Anthony and I became Facebook friends because of the DU connection, but shared a similar interest when he interned for IREX in Washington, D.C. IREX manages significant grants dedicated to promoting and improving access to information, workforce development and early grade literacy on behalf of USAID and the Bill and Melinda Gates Foundation. (See the library connection?)
Anthony and Amanda are also friends, Peace Corps cohorts, and she is even willing to vouch for him. We welcome Anthony!
As the board expands, John Coyne (Addis Ababa 1962–64) has decided to resign. He has served on the E&E RPCV Board for many years in many capacities. He was with the first group of Peace Corps Volunteers to go to Ethiopia and taught English at the Commercial School in Addis Ababa. Upon completion of his service, he worked for the Peace Corps Office in Washington, D.C. before returning to Ethiopia as the Associate Peace Corps Director.
Upon hearing of John’s retirement, board member Randy Marcus wrote, “My memory is still good enough to remember your involvement in our training program at UCLA, and recall that you were the first person I shook hands with on our arrival in country in 1966.”
John is a legend in the Peace Corps community and an authority on the history of Peace Corps. In 1995 John returned to the Peace Corps as Special Assistant to the Associate Director for Volunteer Support.
He and fellow Ethiopia RPCV, Marian Haley Beil, (Debre Berhan 1962-64) formed Peace Corps Worldwide, as a way to celebrate the Peace Corps experience by publishing stories written by Returned Peace Corps Volunteers and current Peace Corps Volunteers serving around the world. Together they also founded the imprint, Peace Corps Writers, publishing 68 books since 2011. Last but not least, each year since 1990 John and Marian have presented in total 143 named awards to Peace Corps writers for their books of outstanding fiction, nonfiction, poetry, travel writing, photography and the Peace Corps experience.

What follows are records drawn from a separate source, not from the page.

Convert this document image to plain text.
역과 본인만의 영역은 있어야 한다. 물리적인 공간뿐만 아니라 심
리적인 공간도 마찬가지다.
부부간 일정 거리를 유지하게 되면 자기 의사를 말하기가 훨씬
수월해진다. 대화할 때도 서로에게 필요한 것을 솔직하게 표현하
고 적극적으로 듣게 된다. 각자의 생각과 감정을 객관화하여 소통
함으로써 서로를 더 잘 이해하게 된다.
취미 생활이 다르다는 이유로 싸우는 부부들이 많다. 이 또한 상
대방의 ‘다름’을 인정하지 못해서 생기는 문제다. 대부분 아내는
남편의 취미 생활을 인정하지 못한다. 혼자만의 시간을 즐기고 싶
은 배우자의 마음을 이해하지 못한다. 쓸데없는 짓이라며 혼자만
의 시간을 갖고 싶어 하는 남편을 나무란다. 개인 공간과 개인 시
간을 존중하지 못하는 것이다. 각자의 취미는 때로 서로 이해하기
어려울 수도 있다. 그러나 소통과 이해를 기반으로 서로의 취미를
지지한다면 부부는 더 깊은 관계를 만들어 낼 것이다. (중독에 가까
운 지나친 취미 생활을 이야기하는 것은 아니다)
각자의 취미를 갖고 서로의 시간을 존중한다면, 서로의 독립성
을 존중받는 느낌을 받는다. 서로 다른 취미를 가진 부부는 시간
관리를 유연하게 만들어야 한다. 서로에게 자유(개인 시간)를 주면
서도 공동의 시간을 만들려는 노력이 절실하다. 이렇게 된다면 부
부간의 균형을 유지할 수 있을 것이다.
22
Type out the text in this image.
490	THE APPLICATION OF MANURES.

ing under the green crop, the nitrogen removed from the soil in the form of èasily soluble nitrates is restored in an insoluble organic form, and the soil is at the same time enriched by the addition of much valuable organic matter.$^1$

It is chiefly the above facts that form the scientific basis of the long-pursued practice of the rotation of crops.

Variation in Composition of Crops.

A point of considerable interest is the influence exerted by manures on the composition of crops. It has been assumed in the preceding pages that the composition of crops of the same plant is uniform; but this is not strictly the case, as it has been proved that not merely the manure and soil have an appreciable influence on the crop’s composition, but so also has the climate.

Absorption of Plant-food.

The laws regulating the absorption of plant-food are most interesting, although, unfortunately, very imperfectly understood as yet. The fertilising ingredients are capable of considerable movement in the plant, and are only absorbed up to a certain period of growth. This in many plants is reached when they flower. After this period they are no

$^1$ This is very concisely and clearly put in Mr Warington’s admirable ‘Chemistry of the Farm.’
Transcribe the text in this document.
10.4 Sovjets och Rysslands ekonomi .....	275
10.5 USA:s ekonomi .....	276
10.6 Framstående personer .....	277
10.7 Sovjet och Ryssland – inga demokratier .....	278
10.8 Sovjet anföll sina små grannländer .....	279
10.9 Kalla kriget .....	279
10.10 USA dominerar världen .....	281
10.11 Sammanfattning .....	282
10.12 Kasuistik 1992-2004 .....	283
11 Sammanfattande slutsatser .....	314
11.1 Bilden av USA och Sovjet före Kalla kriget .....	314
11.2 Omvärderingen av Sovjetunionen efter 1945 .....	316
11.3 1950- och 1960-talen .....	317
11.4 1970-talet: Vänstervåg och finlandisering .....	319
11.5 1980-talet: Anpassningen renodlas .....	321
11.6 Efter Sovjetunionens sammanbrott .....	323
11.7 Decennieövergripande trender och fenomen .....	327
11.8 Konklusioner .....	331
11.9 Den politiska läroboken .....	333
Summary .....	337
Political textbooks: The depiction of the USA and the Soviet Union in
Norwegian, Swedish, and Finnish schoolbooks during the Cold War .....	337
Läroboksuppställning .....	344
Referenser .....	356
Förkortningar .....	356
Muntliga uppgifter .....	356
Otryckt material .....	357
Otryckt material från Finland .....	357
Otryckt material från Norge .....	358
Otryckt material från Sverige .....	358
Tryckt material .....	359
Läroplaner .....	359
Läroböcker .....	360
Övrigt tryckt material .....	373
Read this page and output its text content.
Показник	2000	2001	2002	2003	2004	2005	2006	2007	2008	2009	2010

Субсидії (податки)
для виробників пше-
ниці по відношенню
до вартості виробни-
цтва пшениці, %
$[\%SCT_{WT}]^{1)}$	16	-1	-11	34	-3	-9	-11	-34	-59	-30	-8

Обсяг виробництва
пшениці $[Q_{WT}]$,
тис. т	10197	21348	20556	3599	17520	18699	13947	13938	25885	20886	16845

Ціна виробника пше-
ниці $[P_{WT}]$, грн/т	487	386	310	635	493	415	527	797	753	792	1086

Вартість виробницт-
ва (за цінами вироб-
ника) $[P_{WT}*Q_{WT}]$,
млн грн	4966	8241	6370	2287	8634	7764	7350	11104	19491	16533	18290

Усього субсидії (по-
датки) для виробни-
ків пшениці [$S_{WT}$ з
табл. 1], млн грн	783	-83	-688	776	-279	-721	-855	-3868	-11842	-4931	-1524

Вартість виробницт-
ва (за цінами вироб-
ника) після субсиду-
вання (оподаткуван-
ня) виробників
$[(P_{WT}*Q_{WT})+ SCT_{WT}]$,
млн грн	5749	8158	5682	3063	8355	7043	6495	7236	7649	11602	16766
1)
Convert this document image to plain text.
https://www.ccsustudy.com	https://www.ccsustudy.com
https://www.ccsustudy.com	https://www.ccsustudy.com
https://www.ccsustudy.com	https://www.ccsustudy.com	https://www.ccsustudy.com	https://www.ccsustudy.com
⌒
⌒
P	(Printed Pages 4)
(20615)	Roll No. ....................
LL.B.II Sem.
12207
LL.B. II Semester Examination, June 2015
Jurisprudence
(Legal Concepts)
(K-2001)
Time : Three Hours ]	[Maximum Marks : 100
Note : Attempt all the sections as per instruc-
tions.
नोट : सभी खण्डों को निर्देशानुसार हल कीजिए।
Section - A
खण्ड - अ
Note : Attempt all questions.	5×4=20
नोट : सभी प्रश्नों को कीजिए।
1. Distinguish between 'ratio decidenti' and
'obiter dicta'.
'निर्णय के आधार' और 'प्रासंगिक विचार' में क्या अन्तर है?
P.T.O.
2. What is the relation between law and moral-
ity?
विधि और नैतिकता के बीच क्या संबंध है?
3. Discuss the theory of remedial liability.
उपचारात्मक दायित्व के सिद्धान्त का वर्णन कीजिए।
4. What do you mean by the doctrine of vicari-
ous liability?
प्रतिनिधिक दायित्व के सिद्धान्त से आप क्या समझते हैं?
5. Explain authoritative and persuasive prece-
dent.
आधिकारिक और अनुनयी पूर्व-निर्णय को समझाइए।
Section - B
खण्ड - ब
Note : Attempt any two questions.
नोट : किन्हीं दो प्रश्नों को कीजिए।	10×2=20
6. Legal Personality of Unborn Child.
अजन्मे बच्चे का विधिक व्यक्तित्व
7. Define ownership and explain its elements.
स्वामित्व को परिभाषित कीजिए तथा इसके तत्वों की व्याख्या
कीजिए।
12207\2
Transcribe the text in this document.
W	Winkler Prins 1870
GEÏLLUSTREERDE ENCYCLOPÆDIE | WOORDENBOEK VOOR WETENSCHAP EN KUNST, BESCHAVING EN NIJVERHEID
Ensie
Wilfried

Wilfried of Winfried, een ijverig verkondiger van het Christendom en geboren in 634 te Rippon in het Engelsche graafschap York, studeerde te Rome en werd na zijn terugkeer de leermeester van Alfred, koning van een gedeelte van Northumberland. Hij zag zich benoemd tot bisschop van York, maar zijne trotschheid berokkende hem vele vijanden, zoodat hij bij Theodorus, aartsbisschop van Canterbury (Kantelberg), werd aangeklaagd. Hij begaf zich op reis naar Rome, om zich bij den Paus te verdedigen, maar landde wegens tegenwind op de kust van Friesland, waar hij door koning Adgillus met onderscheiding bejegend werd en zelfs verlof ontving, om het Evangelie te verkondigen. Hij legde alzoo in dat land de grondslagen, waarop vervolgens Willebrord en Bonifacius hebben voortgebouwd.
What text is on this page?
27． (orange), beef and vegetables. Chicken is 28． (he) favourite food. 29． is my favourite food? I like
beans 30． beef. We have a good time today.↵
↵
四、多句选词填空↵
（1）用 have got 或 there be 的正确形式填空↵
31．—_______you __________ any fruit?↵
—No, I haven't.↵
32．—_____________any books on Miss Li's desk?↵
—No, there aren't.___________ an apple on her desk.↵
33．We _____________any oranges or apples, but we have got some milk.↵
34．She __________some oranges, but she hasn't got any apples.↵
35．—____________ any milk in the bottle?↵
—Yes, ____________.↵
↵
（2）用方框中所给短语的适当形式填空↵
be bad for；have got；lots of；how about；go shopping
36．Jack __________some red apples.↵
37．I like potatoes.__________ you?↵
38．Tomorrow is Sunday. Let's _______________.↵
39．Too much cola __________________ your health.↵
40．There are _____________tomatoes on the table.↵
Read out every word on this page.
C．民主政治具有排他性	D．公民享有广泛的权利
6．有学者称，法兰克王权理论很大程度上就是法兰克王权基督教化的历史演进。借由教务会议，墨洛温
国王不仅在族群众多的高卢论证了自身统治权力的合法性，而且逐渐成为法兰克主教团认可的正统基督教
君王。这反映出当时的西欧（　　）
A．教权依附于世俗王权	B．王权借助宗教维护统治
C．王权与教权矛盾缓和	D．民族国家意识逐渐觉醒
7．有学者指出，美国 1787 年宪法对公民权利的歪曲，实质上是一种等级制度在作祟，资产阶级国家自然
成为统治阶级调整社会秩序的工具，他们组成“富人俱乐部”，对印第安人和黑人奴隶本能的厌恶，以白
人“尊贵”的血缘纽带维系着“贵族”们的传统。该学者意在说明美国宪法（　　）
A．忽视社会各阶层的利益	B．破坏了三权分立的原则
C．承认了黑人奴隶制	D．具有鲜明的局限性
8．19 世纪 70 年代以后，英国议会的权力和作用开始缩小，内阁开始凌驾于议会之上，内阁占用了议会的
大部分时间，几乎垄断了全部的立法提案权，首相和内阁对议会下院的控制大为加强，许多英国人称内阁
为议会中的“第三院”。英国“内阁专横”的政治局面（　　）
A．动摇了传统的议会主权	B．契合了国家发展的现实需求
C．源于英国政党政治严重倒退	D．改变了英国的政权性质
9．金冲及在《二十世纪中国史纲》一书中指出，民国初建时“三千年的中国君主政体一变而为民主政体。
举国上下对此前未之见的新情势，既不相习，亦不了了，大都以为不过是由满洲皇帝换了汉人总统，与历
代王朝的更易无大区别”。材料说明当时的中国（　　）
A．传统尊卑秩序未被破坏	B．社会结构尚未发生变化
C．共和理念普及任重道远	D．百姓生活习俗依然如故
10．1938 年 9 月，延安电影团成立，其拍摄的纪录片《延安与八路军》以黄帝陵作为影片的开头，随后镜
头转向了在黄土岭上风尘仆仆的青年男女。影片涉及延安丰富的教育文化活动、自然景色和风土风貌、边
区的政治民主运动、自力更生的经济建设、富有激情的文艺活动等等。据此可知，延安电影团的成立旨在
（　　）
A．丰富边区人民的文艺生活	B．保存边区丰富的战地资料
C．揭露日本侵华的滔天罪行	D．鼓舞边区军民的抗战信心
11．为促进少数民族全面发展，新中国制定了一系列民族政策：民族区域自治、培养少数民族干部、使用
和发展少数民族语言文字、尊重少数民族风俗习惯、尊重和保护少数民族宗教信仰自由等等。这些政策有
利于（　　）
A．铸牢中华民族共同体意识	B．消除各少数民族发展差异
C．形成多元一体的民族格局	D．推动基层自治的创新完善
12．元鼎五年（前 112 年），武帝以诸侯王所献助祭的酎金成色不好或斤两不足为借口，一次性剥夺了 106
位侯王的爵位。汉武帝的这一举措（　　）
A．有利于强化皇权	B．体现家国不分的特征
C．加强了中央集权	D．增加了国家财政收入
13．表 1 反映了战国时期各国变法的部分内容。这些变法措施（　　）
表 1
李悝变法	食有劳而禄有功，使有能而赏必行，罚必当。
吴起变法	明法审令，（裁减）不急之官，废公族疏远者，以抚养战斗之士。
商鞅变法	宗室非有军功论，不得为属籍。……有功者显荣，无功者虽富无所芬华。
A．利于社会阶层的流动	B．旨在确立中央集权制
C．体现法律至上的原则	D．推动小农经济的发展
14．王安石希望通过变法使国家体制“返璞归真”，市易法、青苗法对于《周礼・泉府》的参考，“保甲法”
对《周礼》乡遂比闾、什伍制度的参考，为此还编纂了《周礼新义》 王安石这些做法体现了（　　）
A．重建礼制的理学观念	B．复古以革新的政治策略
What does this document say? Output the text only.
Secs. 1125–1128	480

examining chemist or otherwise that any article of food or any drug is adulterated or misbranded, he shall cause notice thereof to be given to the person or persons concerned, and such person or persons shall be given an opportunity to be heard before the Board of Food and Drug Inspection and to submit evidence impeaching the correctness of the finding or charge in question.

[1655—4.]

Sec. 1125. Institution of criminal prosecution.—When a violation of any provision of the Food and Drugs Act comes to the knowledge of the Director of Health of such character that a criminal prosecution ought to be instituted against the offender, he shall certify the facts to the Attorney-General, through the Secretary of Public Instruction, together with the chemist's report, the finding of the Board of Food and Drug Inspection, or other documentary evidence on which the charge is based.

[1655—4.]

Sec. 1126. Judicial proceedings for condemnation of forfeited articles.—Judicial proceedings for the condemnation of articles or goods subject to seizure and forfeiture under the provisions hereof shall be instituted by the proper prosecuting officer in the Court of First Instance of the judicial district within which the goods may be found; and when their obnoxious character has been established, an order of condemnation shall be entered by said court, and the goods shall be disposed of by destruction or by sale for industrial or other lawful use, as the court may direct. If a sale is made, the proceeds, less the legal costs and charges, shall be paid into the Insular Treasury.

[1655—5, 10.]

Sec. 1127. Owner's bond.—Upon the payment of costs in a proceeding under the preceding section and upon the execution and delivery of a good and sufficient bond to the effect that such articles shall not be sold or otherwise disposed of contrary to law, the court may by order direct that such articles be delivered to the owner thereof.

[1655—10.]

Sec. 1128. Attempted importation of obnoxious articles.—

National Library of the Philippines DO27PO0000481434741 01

John has written over 25 books about Peace Corps, writing, works of fiction, and his favorite pastime: golf. His latest book, Long Ago and Far Away, is a love story set in Ethiopia.
Not one to let grass grow under his feet, John has arranged with National University in California to offer an online-only MFA (Master of Fine Arts) degree for Peace Corps writers. He will teach the introductory course that focuses on the Peace Corps experience.
Thank you, John, for your service to the board, service to Ethiopia, and service to the Peace Corps. Although you are no longer on the board, I know that the first email of the day that I receive is one from you related to books, authors, Peace Corps, or Ethiopia. On behalf of the E&E RPCV Board, we are forever grateful.